Parents often seek mental health treatment for a child struggling with depression, but the treatment shouldn’t stop with the depressed teen, suggests the study.

“Families are interactive, fragile ecosystems…”

The study finds that while depressed teens were involved in active treatment, parents’ marriages and parent-child conflict remained stable. Once the teens’ treatment had finished, however, parents’ marital relationships slightly worsened.

“Families might be putting their own issues on the back burner while their teen gets help,” says first author Kelsey Howard, a doctoral candidate in clinical psychology at Northwestern University Feinberg School of Medicine. “Once the treatment ends, they’re forced to face issues in their marriage or family that might have been simmering while their depressed teen was being treated.”

To address this, Howard and her coauthors recommend that parents of teens who are depressed also have a check-in for their marital relationship.

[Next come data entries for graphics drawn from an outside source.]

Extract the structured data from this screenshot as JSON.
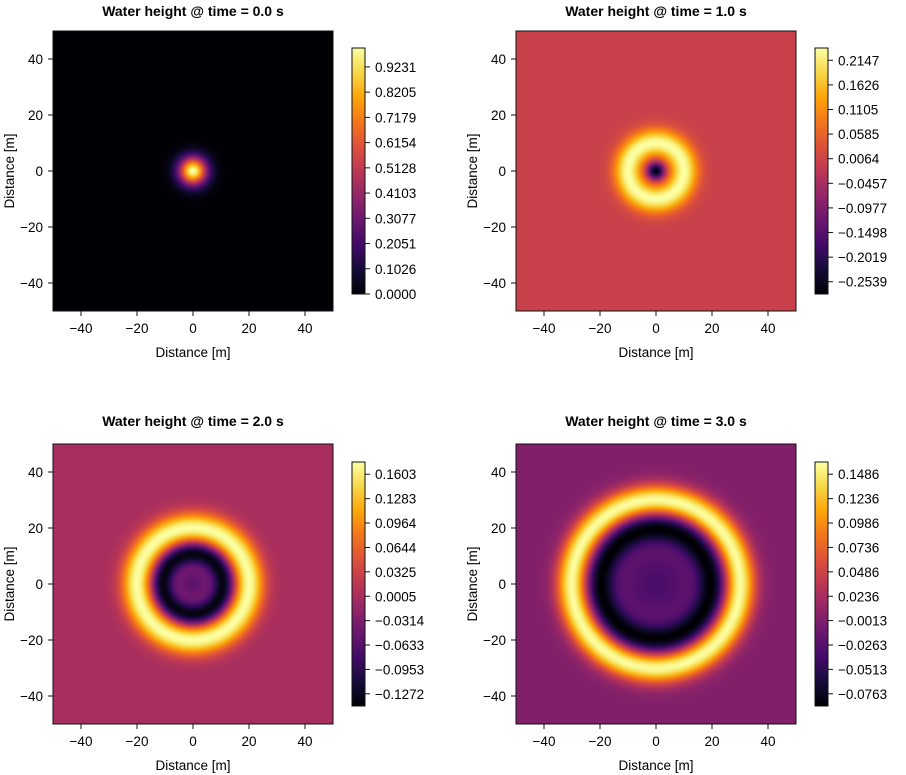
{
  "chart_data": [
    {
      "type": "heatmap",
      "title": "Water height  @ time = 0.0 s",
      "xlabel": "Distance [m]",
      "ylabel": "Distance [m]",
      "xlim": [
        -50,
        50
      ],
      "ylim": [
        -50,
        50
      ],
      "xticks": [
        "−40",
        "−20",
        "0",
        "20",
        "40"
      ],
      "yticks": [
        "40",
        "20",
        "0",
        "−20",
        "−40"
      ],
      "colormap": "inferno",
      "colorbar_ticks": [
        "0.9231",
        "0.8205",
        "0.7179",
        "0.6154",
        "0.5128",
        "0.4103",
        "0.3077",
        "0.2051",
        "0.1026",
        "0.0000"
      ],
      "colorbar_range": [
        0.0,
        1.0
      ],
      "field": {
        "background": 0.0,
        "rings": [
          {
            "center_radius": 0,
            "width": 5,
            "amplitude": 1.0
          }
        ]
      }
    },
    {
      "type": "heatmap",
      "title": "Water height  @ time = 1.0 s",
      "xlabel": "Distance [m]",
      "ylabel": "Distance [m]",
      "xlim": [
        -50,
        50
      ],
      "ylim": [
        -50,
        50
      ],
      "xticks": [
        "−40",
        "−20",
        "0",
        "20",
        "40"
      ],
      "yticks": [
        "40",
        "20",
        "0",
        "−20",
        "−40"
      ],
      "colormap": "inferno",
      "colorbar_ticks": [
        "0.2147",
        "0.1626",
        "0.1105",
        "0.0585",
        "0.0064",
        "−0.0457",
        "−0.0977",
        "−0.1498",
        "−0.2019",
        "−0.2539"
      ],
      "colorbar_range": [
        -0.2799,
        0.2407
      ],
      "field": {
        "background": 0.0,
        "rings": [
          {
            "center_radius": 10,
            "width": 5,
            "amplitude": 0.2407
          },
          {
            "center_radius": 0,
            "width": 3,
            "amplitude": -0.2799
          }
        ]
      }
    },
    {
      "type": "heatmap",
      "title": "Water height  @ time = 2.0 s",
      "xlabel": "Distance [m]",
      "ylabel": "Distance [m]",
      "xlim": [
        -50,
        50
      ],
      "ylim": [
        -50,
        50
      ],
      "xticks": [
        "−40",
        "−20",
        "0",
        "20",
        "40"
      ],
      "yticks": [
        "40",
        "20",
        "0",
        "−20",
        "−40"
      ],
      "colormap": "inferno",
      "colorbar_ticks": [
        "0.1603",
        "0.1283",
        "0.0964",
        "0.0644",
        "0.0325",
        "0.0005",
        "−0.0314",
        "−0.0633",
        "−0.0953",
        "−0.1272"
      ],
      "colorbar_range": [
        -0.1432,
        0.1763
      ],
      "field": {
        "background": 0.0,
        "rings": [
          {
            "center_radius": 20,
            "width": 5.5,
            "amplitude": 0.1763
          },
          {
            "center_radius": 11,
            "width": 4,
            "amplitude": -0.1432
          },
          {
            "center_radius": 0,
            "width": 6,
            "amplitude": -0.06
          }
        ]
      }
    },
    {
      "type": "heatmap",
      "title": "Water height  @ time = 3.0 s",
      "xlabel": "Distance [m]",
      "ylabel": "Distance [m]",
      "xlim": [
        -50,
        50
      ],
      "ylim": [
        -50,
        50
      ],
      "xticks": [
        "−40",
        "−20",
        "0",
        "20",
        "40"
      ],
      "yticks": [
        "40",
        "20",
        "0",
        "−20",
        "−40"
      ],
      "colormap": "inferno",
      "colorbar_ticks": [
        "0.1486",
        "0.1236",
        "0.0986",
        "0.0736",
        "0.0486",
        "0.0236",
        "−0.0013",
        "−0.0263",
        "−0.0513",
        "−0.0763"
      ],
      "colorbar_range": [
        -0.0888,
        0.1611
      ],
      "field": {
        "background": 0.0,
        "rings": [
          {
            "center_radius": 30,
            "width": 5.5,
            "amplitude": 0.1611
          },
          {
            "center_radius": 20,
            "width": 5,
            "amplitude": -0.0888
          },
          {
            "center_radius": 0,
            "width": 14,
            "amplitude": -0.035
          }
        ]
      }
    }
  ]
}
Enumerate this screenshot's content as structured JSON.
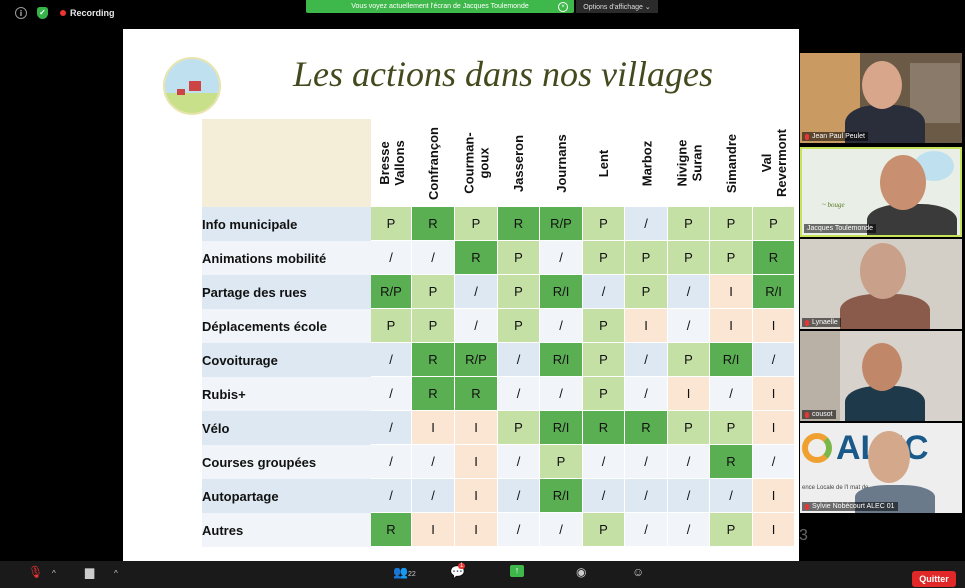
{
  "top": {
    "info_icon": "info-icon",
    "security_icon": "shield-check-icon",
    "recording": "Recording",
    "banner": "Vous voyez actuellement l'écran de Jacques Toulemonde",
    "options": "Options d'affichage ⌄"
  },
  "slide": {
    "title": "Les actions dans nos villages",
    "page": "3",
    "columns": [
      "Bresse\nVallons",
      "Confrançon",
      "Courman-\ngoux",
      "Jasseron",
      "Journans",
      "Lent",
      "Marboz",
      "Nivigne\nSuran",
      "Simandre",
      "Val\nRevermont"
    ],
    "rows": [
      {
        "label": "Info municipale",
        "cells": [
          "P",
          "R",
          "P",
          "R",
          "R/P",
          "P",
          "/",
          "P",
          "P",
          "P"
        ]
      },
      {
        "label": "Animations mobilité",
        "cells": [
          "/",
          "/",
          "R",
          "P",
          "/",
          "P",
          "P",
          "P",
          "P",
          "R"
        ]
      },
      {
        "label": "Partage des rues",
        "cells": [
          "R/P",
          "P",
          "/",
          "P",
          "R/I",
          "/",
          "P",
          "/",
          "I",
          "R/I"
        ]
      },
      {
        "label": "Déplacements école",
        "cells": [
          "P",
          "P",
          "/",
          "P",
          "/",
          "P",
          "I",
          "/",
          "I",
          "I"
        ]
      },
      {
        "label": "Covoiturage",
        "cells": [
          "/",
          "R",
          "R/P",
          "/",
          "R/I",
          "P",
          "/",
          "P",
          "R/I",
          "/"
        ]
      },
      {
        "label": "Rubis+",
        "cells": [
          "/",
          "R",
          "R",
          "/",
          "/",
          "P",
          "/",
          "I",
          "/",
          "I"
        ]
      },
      {
        "label": "Vélo",
        "cells": [
          "/",
          "I",
          "I",
          "P",
          "R/I",
          "R",
          "R",
          "P",
          "P",
          "I"
        ]
      },
      {
        "label": "Courses groupées",
        "cells": [
          "/",
          "/",
          "I",
          "/",
          "P",
          "/",
          "/",
          "/",
          "R",
          "/"
        ]
      },
      {
        "label": "Autopartage",
        "cells": [
          "/",
          "/",
          "I",
          "/",
          "R/I",
          "/",
          "/",
          "/",
          "/",
          "I"
        ]
      },
      {
        "label": "Autres",
        "cells": [
          "R",
          "I",
          "I",
          "/",
          "/",
          "P",
          "/",
          "/",
          "P",
          "I"
        ]
      }
    ]
  },
  "participants": [
    {
      "name": "Jean Paul Peulet"
    },
    {
      "name": "Jacques Toulemonde"
    },
    {
      "name": "Lynaelle"
    },
    {
      "name": "cousot"
    },
    {
      "name": "Sylvie Nobécourt ALEC 01",
      "logo_text": "ALEC",
      "logo_sub": "ence Locale de l'I  mat de"
    }
  ],
  "bottom": {
    "participants_count": "22",
    "chat_badge": "1",
    "quit": "Quitter"
  },
  "colors": {
    "R": "#5aaf52",
    "P": "#c5e0a5",
    "I": "#fbe6d4",
    "slash_even": "#dde8f2",
    "slash_odd": "#f1f5f9"
  }
}
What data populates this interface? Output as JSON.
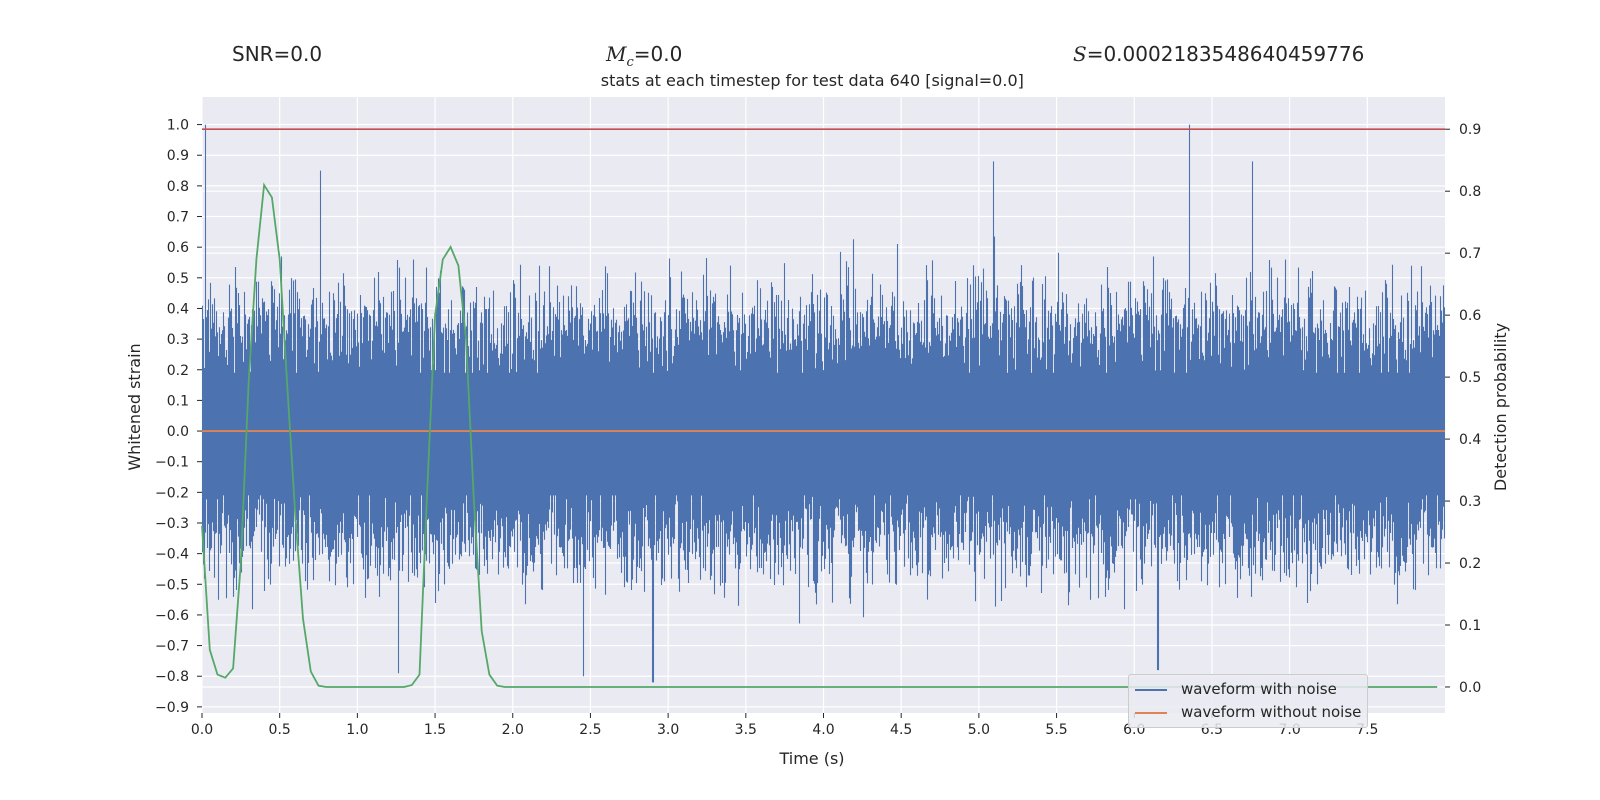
{
  "header": {
    "snr_label": "SNR=0.0",
    "mc_symbol": "M",
    "mc_sub": "c",
    "mc_value": "=0.0",
    "s_symbol": "S",
    "s_value": "=0.0002183548640459776"
  },
  "colors": {
    "plot_bg": "#eaeaf2",
    "grid": "#ffffff",
    "noise": "#4c72b0",
    "clean": "#dd8452",
    "prob": "#55a868",
    "threshold": "#c44e52",
    "text": "#262626"
  },
  "legend": {
    "items": [
      {
        "label": "waveform with noise"
      },
      {
        "label": "waveform without noise"
      }
    ]
  },
  "chart_data": {
    "type": "line",
    "title": "stats at each timestep for test data 640 [signal=0.0]",
    "xlabel": "Time (s)",
    "ylabel": "Whitened strain",
    "y2label": "Detection probability",
    "xlim": [
      0.0,
      8.0
    ],
    "ylim": [
      -0.92,
      1.09
    ],
    "y2lim": [
      -0.042,
      0.952
    ],
    "xticks": [
      0.0,
      0.5,
      1.0,
      1.5,
      2.0,
      2.5,
      3.0,
      3.5,
      4.0,
      4.5,
      5.0,
      5.5,
      6.0,
      6.5,
      7.0,
      7.5
    ],
    "xtick_labels": [
      "0.0",
      "0.5",
      "1.0",
      "1.5",
      "2.0",
      "2.5",
      "3.0",
      "3.5",
      "4.0",
      "4.5",
      "5.0",
      "5.5",
      "6.0",
      "6.5",
      "7.0",
      "7.5"
    ],
    "yticks": [
      1.0,
      0.9,
      0.8,
      0.7,
      0.6,
      0.5,
      0.4,
      0.3,
      0.2,
      0.1,
      0.0,
      -0.1,
      -0.2,
      -0.3,
      -0.4,
      -0.5,
      -0.6,
      -0.7,
      -0.8,
      -0.9
    ],
    "ytick_labels": [
      "1.0",
      "0.9",
      "0.8",
      "0.7",
      "0.6",
      "0.5",
      "0.4",
      "0.3",
      "0.2",
      "0.1",
      "0.0",
      "−0.1",
      "−0.2",
      "−0.3",
      "−0.4",
      "−0.5",
      "−0.6",
      "−0.7",
      "−0.8",
      "−0.9"
    ],
    "y2ticks": [
      0.9,
      0.8,
      0.7,
      0.6,
      0.5,
      0.4,
      0.3,
      0.2,
      0.1,
      0.0
    ],
    "y2tick_labels": [
      "0.9",
      "0.8",
      "0.7",
      "0.6",
      "0.5",
      "0.4",
      "0.3",
      "0.2",
      "0.1",
      "0.0"
    ],
    "series": [
      {
        "name": "waveform with noise",
        "kind": "noise_envelope",
        "samples": 8000,
        "duration": 8.0,
        "noise_sigma": 0.2,
        "peaks": [
          {
            "t": 0.02,
            "v": 1.0
          },
          {
            "t": 0.76,
            "v": 0.85
          },
          {
            "t": 5.09,
            "v": 0.88
          },
          {
            "t": 6.35,
            "v": 1.0
          },
          {
            "t": 6.76,
            "v": 0.88
          },
          {
            "t": 2.9,
            "v": -0.82
          },
          {
            "t": 1.26,
            "v": -0.79
          },
          {
            "t": 6.15,
            "v": -0.78
          },
          {
            "t": 2.45,
            "v": -0.8
          }
        ]
      },
      {
        "name": "waveform without noise",
        "kind": "flat",
        "value": 0.0
      },
      {
        "name": "detection probability",
        "axis": "y2",
        "x": [
          0.0,
          0.05,
          0.1,
          0.15,
          0.2,
          0.25,
          0.3,
          0.35,
          0.4,
          0.45,
          0.5,
          0.55,
          0.6,
          0.65,
          0.7,
          0.75,
          0.8,
          0.9,
          1.0,
          1.1,
          1.2,
          1.3,
          1.35,
          1.4,
          1.45,
          1.5,
          1.55,
          1.6,
          1.65,
          1.7,
          1.75,
          1.8,
          1.85,
          1.9,
          1.95,
          2.0,
          3.0,
          4.0,
          5.0,
          6.0,
          7.0,
          7.95
        ],
        "values": [
          0.26,
          0.06,
          0.02,
          0.015,
          0.03,
          0.2,
          0.49,
          0.69,
          0.81,
          0.79,
          0.69,
          0.48,
          0.28,
          0.11,
          0.025,
          0.002,
          0.0,
          0.0,
          0.0,
          0.0,
          0.0,
          0.0,
          0.003,
          0.02,
          0.32,
          0.6,
          0.69,
          0.71,
          0.68,
          0.56,
          0.3,
          0.09,
          0.02,
          0.002,
          0.0,
          0.0,
          0.0,
          0.0,
          0.0,
          0.0,
          0.0,
          0.0
        ]
      },
      {
        "name": "threshold",
        "axis": "y2",
        "kind": "hline",
        "value": 0.9
      }
    ],
    "legend_position": "lower-right"
  }
}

“Families are interactive, fragile ecosystems, and a shift in a teenager’s mood can undoubtedly alter the family’s balance—negatively or positively,” Howard says.

While adolescent depression is well known to be a stressor for parents and families, this is one of only a few studies to examine how adolescent depression affects family relationships and, in turn, how family relationships impact adolescent depression.

The study appears in the Journal of Abnormal Child Psychology.

The study found that parents of teens who had higher depressive symptoms at the end of their treatment experienced more marital problems and more parent-child conflict at later study visits. Conversely, parents whose kids showed fewer depressive symptoms at the end of treatment saw an improvement in later parent-child conflict.

“This study is important in that very little research has examined the effect of treating teens, with medication or psychotherapy, on family relationships,” says Mark A. Reinecke, chief of psychology in the department of psychiatry and behavioral sciences at Feinberg. “Findings in this area have been inconsistent, and the effects can be subtle.

“The take-home message—that teen depression can affect families, and that parents of depressed teens may need support—is entirely sensible. It’s something we should all keep in mind.”

Very little research has examined the effect of treating teens, with medication or psychotherapy, on family relationships.

The study was a secondary analysis of data from 322 clinically depressed youths who participated in the 2007 Treatment for Adolescents with Depression Study, a landmark study on treating adolescent depression. As part of this study, adolescents’ depression was measured during the treatment period, which lasted 36 weeks, and for one year afterward.

The Brian Harty Foundation supported the work, as did NIMH support of TADS.